Adapun tembang macapat dan penafsirannya ialah sebagai berikut.


1.  Maskumambang.  

     Manusia ketika dalam rahim seperti mas yang mengambang.


2.  Mijil.

     Kemunculan atau kelahiran manusia dari alam rahim ke alam dunia.


3.  Sinom.

     Masa muda manusia yang penuh dengan gairah serta rasa ingin tahu yang besar.


4.  Kinanthi.

     Waktu para muda mencari ilmu dan mencari kesejatian diri.


5.  Asmaradana.

     Ketika para pemuda menemukan cinta dibenaknya masing-masing, saling cinta.


6.  Gambuh.

     Saat merasa cocok dalam cinta, maka pemuda melangkah ke jenjang pernikahan


7.  Dhandanggula.

     Mengecap manisnya hidup dan tergenapi seluruh nikmat dunianya.


8.  Durma.

     Ketika telah cukup dunianya, maka harusnya di dermakan kepada sesama.


9.  Pangkur.

     Waktu ketika manusia sudah lanjut usia, menjauhi segala urusan dunia.


10.Megatruh.

     Terpisahnya roh dengan jisim untuk menuju Hyang Gusti.


11.Pocung.

    Manusia di-pocongi dan kembali pada dekapan tanah.
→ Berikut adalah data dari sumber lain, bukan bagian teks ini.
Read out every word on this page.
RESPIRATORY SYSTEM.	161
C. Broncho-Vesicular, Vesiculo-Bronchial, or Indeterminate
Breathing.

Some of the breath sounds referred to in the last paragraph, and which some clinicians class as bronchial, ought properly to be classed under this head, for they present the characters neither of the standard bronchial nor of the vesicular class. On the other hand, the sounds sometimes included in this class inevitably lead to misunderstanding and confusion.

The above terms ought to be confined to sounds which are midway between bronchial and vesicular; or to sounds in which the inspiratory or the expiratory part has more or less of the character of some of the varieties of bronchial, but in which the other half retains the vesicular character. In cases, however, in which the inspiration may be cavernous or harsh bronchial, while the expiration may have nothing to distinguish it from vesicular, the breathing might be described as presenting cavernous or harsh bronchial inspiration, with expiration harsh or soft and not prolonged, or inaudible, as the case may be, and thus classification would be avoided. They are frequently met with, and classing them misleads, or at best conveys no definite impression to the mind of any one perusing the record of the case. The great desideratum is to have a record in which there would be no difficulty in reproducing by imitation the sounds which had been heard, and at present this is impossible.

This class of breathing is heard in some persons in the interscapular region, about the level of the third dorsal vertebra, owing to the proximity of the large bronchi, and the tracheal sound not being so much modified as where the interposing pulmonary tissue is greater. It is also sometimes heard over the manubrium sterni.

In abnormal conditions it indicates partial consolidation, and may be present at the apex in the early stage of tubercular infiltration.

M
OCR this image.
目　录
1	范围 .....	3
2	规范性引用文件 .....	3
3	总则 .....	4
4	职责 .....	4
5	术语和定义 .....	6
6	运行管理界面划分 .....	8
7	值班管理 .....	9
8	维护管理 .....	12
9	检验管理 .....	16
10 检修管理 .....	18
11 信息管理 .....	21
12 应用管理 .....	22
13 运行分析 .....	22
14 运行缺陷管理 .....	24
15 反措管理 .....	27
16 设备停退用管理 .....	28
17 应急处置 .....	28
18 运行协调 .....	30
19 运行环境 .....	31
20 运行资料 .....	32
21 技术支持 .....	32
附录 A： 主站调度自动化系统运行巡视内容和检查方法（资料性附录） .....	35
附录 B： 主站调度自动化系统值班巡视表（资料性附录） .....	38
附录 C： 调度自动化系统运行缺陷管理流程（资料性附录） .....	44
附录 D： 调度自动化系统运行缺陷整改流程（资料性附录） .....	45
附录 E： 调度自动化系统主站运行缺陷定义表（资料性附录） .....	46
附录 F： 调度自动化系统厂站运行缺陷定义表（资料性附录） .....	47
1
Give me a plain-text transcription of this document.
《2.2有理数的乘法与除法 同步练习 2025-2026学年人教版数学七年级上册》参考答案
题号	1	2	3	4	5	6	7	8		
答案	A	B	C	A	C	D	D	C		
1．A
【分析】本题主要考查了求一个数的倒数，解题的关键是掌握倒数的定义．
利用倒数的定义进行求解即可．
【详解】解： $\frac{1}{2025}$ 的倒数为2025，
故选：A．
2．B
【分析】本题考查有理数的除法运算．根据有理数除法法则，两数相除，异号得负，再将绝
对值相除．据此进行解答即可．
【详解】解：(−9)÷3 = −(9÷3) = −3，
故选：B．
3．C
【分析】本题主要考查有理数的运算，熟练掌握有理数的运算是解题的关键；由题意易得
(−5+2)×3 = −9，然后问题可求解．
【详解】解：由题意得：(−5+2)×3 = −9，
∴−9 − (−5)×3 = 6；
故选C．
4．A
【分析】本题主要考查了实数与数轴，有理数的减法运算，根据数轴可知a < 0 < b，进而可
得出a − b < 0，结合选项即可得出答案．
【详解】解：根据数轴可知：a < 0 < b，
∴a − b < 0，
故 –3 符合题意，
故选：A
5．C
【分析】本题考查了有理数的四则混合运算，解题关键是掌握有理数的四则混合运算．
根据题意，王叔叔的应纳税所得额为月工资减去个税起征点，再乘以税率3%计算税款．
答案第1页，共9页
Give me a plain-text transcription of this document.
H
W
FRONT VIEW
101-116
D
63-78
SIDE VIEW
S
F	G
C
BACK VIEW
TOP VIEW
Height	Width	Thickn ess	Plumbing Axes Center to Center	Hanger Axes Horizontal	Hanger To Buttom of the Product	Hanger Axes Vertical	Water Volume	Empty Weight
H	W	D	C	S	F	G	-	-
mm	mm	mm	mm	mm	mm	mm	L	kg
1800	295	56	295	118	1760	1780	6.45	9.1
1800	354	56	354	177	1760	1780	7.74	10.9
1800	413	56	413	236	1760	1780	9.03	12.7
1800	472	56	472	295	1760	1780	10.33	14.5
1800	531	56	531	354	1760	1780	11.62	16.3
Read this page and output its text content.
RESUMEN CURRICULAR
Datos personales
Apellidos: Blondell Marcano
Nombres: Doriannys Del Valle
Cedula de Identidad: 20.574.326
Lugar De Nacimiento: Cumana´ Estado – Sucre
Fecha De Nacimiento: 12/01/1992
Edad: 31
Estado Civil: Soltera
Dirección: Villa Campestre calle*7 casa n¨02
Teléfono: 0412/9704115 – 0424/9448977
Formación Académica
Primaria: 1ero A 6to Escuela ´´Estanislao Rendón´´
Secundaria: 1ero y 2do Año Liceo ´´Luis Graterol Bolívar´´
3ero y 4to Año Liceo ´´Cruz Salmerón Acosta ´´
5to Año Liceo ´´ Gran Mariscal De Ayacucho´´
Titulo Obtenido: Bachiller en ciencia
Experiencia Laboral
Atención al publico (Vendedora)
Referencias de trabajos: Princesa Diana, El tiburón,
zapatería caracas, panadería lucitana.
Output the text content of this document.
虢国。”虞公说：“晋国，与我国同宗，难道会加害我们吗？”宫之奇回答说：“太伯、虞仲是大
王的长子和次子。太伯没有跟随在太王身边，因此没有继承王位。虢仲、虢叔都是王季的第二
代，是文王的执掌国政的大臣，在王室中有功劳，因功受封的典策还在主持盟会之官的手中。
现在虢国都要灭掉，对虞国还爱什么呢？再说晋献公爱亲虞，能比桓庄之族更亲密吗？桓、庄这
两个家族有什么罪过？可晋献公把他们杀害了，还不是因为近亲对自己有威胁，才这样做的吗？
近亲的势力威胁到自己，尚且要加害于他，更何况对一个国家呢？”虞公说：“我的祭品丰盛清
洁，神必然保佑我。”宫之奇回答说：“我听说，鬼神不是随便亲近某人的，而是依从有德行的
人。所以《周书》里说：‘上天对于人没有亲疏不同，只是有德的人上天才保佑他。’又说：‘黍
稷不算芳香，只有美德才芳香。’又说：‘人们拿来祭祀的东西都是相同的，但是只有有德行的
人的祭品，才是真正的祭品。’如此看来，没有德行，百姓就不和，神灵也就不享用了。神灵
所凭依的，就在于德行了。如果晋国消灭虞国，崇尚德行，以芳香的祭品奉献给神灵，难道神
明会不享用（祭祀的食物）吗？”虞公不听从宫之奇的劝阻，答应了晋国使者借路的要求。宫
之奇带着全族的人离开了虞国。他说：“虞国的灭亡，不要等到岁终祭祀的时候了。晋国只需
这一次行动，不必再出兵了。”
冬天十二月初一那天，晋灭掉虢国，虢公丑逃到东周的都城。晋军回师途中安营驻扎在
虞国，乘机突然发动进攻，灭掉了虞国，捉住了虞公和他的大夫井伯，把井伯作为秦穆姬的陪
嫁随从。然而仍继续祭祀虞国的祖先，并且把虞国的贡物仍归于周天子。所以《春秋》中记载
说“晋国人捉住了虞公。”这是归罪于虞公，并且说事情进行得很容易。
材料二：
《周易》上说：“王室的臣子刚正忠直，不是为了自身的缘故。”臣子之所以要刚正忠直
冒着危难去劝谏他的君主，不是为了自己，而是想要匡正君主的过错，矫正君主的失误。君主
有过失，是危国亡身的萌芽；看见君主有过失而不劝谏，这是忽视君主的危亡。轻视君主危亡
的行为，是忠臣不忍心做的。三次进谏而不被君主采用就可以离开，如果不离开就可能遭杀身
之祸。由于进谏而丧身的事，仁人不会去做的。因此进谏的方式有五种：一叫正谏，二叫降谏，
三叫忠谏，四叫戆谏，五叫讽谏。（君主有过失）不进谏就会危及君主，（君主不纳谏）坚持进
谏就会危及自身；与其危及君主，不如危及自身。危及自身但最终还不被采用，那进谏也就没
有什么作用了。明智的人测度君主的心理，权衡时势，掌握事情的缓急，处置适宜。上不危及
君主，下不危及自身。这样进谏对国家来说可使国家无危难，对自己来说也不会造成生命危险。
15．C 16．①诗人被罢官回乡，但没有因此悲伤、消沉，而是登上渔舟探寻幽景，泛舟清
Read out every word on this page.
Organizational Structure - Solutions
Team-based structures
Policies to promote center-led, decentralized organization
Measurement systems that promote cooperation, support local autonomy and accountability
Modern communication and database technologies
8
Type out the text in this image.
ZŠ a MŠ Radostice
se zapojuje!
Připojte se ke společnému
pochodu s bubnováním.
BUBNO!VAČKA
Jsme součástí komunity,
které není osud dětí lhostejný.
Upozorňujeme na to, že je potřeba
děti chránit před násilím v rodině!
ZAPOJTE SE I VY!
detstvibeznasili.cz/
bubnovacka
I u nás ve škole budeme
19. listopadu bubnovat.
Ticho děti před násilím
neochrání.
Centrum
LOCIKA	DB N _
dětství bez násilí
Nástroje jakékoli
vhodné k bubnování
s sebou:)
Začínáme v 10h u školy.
Impen-impen, merupakan wujud dari siklus manusia yang hakikatnya selalu berulang, dan dalam hidup, hukum karma memang berlaku. Banyak yang menolak tentang eksistensi
 
hukum karma, namun tak mampu memungkiri bahwa hukum sebab-akibat selalu berlaku. Demikian pula kehidupan mengenal tentang dua perkara. Ada kematian ada kehidupan,
 
ada baik ada buruk, ada hitam dan ada putih, selalu begitu seterusnya.
 
Teatrikal Macapat adalah sebuah jalan alternatif untuk lebih memahami kandungan makna setiap tembang macapat, sekaligus menjaga eksistensi macapat dengan metode baru.
 
Perform macapat yang selama ini terkesan kaku-baku membuat para generasi muda menjauhi puisi klasik Jawa yang penuh dengan pesona tersebut. Oleh karena itu, macapat
 
harus disuguhkan dengan wujud baru, yang meskipun baru namun tidak menyimpang dari keteraturan. Pada Impen-impen nanti akan dijumpai sebuah lingkaran yang selalu
 
berputar, seperti cakra Wisnu, putaran itu tidak akan pernah berhenti hingga Mahadewa berkehendak untuk memperbaharui segala kehidupan. Putaran itu akan terasa sama, namun
 
dengan jalan yang berbeda. Meskipun kesamaan tersebut terletak pada keberbedaan yang ada, namun tidak akan memunculkan kemungkinan untuk menolak siklus berputar
 
manusia. Sejak dahulu masyarakat Jawa adalah masyarakat yang mampu ngeli ning ora keli, mengikuti arus namun tidak ikut-ikutan. Karena kemampuan alamiah itulah,
 
masyarakat Jawa mampu eksis diantara gempuran faham-faham aneh-aneh yang seharusnya tidak perlu dikeluarkan dari mayat si pencetus faham itu. Impen-impen merupakan
 
tawaran, yang bisa ditolak ataupun diterima, terlepas dari keputusan itu, Impen-impen akan menjadi sebuah kejujuran yang mutlak !
 
Bertepatan dengan Hari Teater Dunia, maka teater Kamasutra yang berada dalam naungan prodi Sastra Jawa turut serta dalam pesta teater tersebut. Adapun pemaparan diatas
 
telah dipentaskan di Sala pada tanggal 01 April 2016, Taman Budaya jawa Tengah. Alhamdulillah telah terlaksana dengan lancar dan sukses.